I can send you one if you provide me your email address. It is based on an enterprise-wide concept. You will need to adjust it a little to fit your organization. And examiners do like to see a Board approved policy with the concept in place. If you are not familiar with the enterprise-wide concept, check out COSO website. There is alot of good information there.

Opinions are mine...........

YaYa - Does your bank do an enterprise wide assessment and report - if so who heads up the team at your shop?

Yes, we do utilize an enterprise wide assessment approach. I started the risk management program for us but when I assumed the audit function the financial analyst assumed the program. We are a community bank so individuals wear multiple hats. The program was basic at first, reviewing the various areas/departments of the bank, now I am providing recommendations to the financial analyst on how to further develop the program to include ALCO, etc. From what I see thru audit, management does alot of risk management already but it is not necessarily documented in the Risk Management Program.

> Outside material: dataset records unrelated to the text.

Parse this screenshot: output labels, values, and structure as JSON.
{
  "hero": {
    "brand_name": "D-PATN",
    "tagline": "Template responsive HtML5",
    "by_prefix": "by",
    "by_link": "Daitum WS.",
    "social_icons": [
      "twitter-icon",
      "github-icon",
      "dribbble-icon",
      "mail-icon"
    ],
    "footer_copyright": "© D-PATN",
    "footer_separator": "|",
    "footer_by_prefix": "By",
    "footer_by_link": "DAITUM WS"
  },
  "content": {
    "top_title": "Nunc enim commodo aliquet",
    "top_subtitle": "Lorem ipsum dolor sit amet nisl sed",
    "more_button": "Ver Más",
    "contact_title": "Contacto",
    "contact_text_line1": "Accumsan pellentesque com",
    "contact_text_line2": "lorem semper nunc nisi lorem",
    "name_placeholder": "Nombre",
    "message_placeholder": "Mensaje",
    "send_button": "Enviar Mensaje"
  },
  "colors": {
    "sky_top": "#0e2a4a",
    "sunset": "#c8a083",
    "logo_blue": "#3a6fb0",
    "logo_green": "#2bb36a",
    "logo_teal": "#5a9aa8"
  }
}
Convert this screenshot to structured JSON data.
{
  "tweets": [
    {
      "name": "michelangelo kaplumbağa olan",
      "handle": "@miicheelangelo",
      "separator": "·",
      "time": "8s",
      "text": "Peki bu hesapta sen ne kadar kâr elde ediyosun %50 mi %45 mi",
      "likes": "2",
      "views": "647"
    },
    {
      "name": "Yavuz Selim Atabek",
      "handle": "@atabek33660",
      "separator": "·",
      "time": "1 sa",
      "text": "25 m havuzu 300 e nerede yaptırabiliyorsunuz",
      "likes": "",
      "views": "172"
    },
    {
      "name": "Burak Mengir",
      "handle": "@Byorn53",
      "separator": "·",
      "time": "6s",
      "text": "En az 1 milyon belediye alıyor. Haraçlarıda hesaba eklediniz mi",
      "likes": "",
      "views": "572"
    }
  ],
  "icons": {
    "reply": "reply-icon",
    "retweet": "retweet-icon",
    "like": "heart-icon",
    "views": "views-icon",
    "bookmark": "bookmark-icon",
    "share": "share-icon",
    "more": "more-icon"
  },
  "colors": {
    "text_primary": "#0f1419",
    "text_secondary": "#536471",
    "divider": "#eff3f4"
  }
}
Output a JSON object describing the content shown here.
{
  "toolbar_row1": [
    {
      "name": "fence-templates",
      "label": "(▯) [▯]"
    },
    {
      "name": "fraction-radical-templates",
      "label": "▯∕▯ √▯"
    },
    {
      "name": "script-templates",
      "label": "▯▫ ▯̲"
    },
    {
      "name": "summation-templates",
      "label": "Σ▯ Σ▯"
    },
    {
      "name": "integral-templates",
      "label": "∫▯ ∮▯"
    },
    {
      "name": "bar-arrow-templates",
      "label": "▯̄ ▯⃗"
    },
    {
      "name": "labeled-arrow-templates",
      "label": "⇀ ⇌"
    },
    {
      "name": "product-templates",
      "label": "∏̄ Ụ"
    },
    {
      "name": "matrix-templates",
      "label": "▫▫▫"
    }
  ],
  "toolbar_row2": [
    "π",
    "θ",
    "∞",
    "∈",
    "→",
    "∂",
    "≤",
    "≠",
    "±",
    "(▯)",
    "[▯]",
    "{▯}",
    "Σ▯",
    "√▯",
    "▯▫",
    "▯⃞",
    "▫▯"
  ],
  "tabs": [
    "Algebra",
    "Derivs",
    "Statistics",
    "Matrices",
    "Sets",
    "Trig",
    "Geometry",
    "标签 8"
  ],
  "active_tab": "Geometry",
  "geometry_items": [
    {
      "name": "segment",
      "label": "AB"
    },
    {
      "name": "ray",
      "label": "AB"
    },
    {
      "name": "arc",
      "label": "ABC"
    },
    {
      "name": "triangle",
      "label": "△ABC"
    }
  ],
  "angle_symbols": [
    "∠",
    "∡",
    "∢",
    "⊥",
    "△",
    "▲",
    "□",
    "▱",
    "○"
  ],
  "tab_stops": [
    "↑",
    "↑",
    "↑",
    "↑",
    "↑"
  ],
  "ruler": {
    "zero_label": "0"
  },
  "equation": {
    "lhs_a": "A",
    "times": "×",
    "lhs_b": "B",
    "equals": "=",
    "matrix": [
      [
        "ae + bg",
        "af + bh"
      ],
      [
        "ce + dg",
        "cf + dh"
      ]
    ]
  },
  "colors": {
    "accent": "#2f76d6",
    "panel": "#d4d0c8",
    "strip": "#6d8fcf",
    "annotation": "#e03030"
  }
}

Besides reviewing COSO information, there is a publication by the Senior Supervisors Group called the Self-Assessment Template, A Supplement to Risk Management Lessons from the Global Banking Crisis of 2008 dated October 21, 2009 that I would recommend reading. It contains many valid points to consider in a Risk Management Program including Governance. Good info!

By the way, for what it is worth, I did have an examiner ask me if I audited the Risk Management Program yet.

Opinions are mine.............

Hi could I get a copy?

Does anyone have a template for risk assessment audit? risk based auditing?